# Craig's list sale. Major score!!



## Jeff54 (Mar 11, 2015)

Check it! a 1980 Black  Schwinn Cruiser 5 in MINT condition, fully dressed with the goodies, atom drum breaks, the super saddle, and likely has, for this condition mint set of knobby balloon tires, those will go for 250 plus ship on e-bay alone..
DEAL 90 bucks!!  

http://fortmyers.craigslist.org/lee/bik/4914787201.html

Hold Ur Horses!! before gets panties in a wad read below photo.

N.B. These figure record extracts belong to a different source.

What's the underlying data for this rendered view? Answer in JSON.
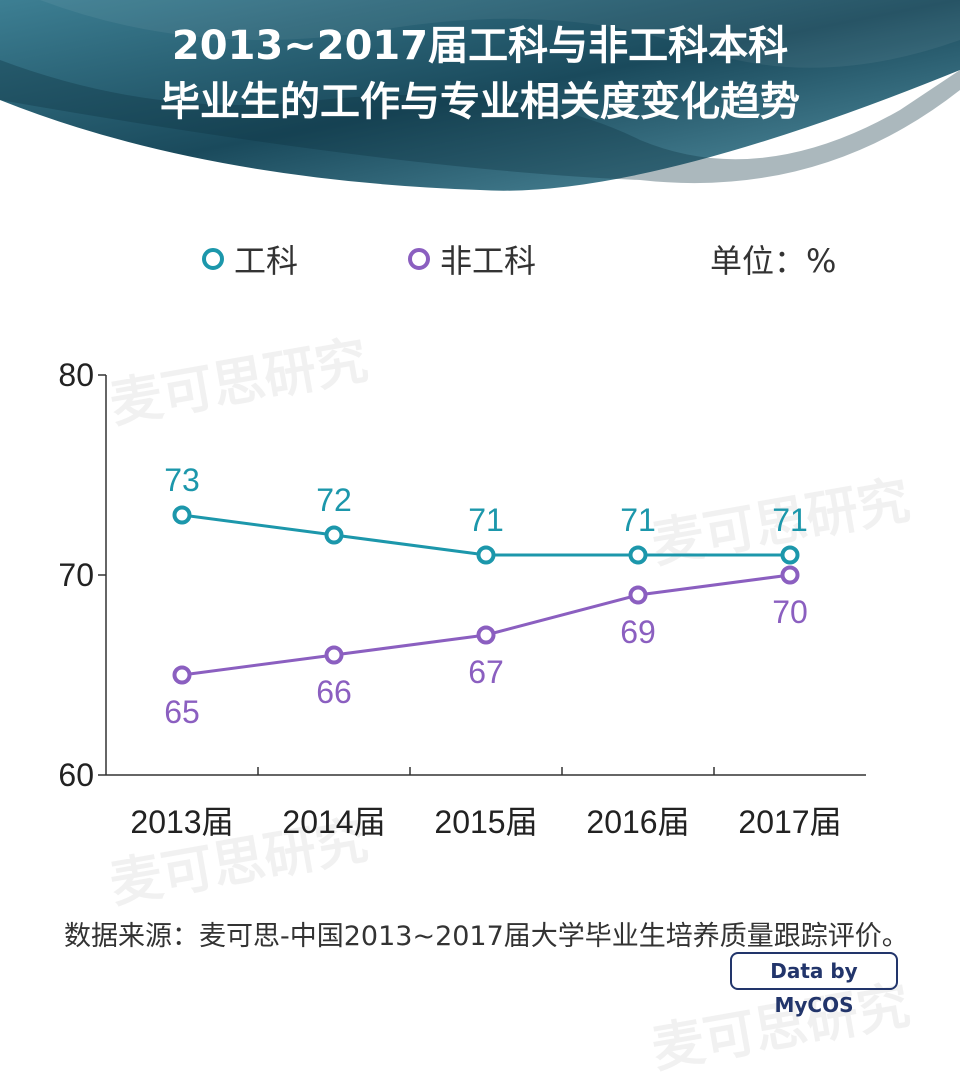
{
  "title": {
    "line1": "2013~2017届工科与非工科本科",
    "line2": "毕业生的工作与专业相关度变化趋势"
  },
  "legend": {
    "gk_label": "工科",
    "fgk_label": "非工科",
    "unit": "单位：%"
  },
  "colors": {
    "gk": "#1c97ab",
    "fgk": "#8b5fc0",
    "header_dark": "#1a4a5c",
    "header_light": "#4f8ea0"
  },
  "chart_data": {
    "type": "line",
    "categories": [
      "2013届",
      "2014届",
      "2015届",
      "2016届",
      "2017届"
    ],
    "series": [
      {
        "name": "工科",
        "values": [
          73,
          72,
          71,
          71,
          71
        ]
      },
      {
        "name": "非工科",
        "values": [
          65,
          66,
          67,
          69,
          70
        ]
      }
    ],
    "ylim": [
      60,
      80
    ],
    "yticks": [
      60,
      70,
      80
    ],
    "grid": false,
    "legend_position": "top"
  },
  "watermark": "麦可思研究",
  "source": "数据来源：麦可思-中国2013~2017届大学毕业生培养质量跟踪评价。",
  "brand": "Data by MyCOS"
}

I caught this just hours after listing. and first thing began googling the telephone number: (614) 385-2598

And holy crap! it links to several spam or hacks into personal and or pot and pill  sales sites offering blind delivery anywhere on the globe or money back guarantied if cops get it. There's a 20 year old girl with a personal blog, which this appears as if could have been listed by, who writes a little of her high school and current collage experiences which it links to as well.  it's on a few face book pages and from them you can discover, not just the name of company making these offerings but business name and address!!.. . 

It appeared late at night so, even though it linked all around, I was determined if real, I'd be the first to nab it!!  the phone has a message by a guy who may be Mexican, black or east Asian, sounding sleepy or high that says 'it's too early text him'..

In text you get replies such as "How much do you need and when do you want it" Which strain do you want" etc. 

I'm not a snitch but, this one P.O.ed to to no end 'for 90 bucks? I WANT THAT DAM BIKE!!'  so guess who's coming to their dinner?? DEA! They think it's some type of coded message:. 'Calling all Bike collector's we have your stuff! Score here!" '


----------



## walter branche (Mar 11, 2015)

you rat someone out because you can not buy a bike


----------



## Jeff54 (Mar 11, 2015)

walter branche said:


> you rat someone out because you can not buy a bike



 LOL actually I ratted em out because I HATE scams! albeit I didn't let yawl in on it for the past 9 days because I been watching it every waking minute hoping to refresh it and find the number corrected.. without drum brake and seat, in mint condition ya got an easy 500 bucks, easy!, add those balloon knobby tires, seat and drum brake I could see a hard sale but $1,000 bucks for $90??   It ain't happening!, SCAM! Besides that google that number and see, this is a hard core operation,.. real  hARD CORE criminals running the show. aND ADVIISE YA DON'T EXPOSE YOUR SELF BY TEXTING IT TOO.


----------



## kz1000 (Mar 11, 2015)

Huh!


----------



## vincev (Mar 11, 2015)

That would have been a find.


----------



## ZOOK (Mar 11, 2015)

Thanks for the number just placed an order.


----------



## thehugheseum (Mar 11, 2015)

narc!


----------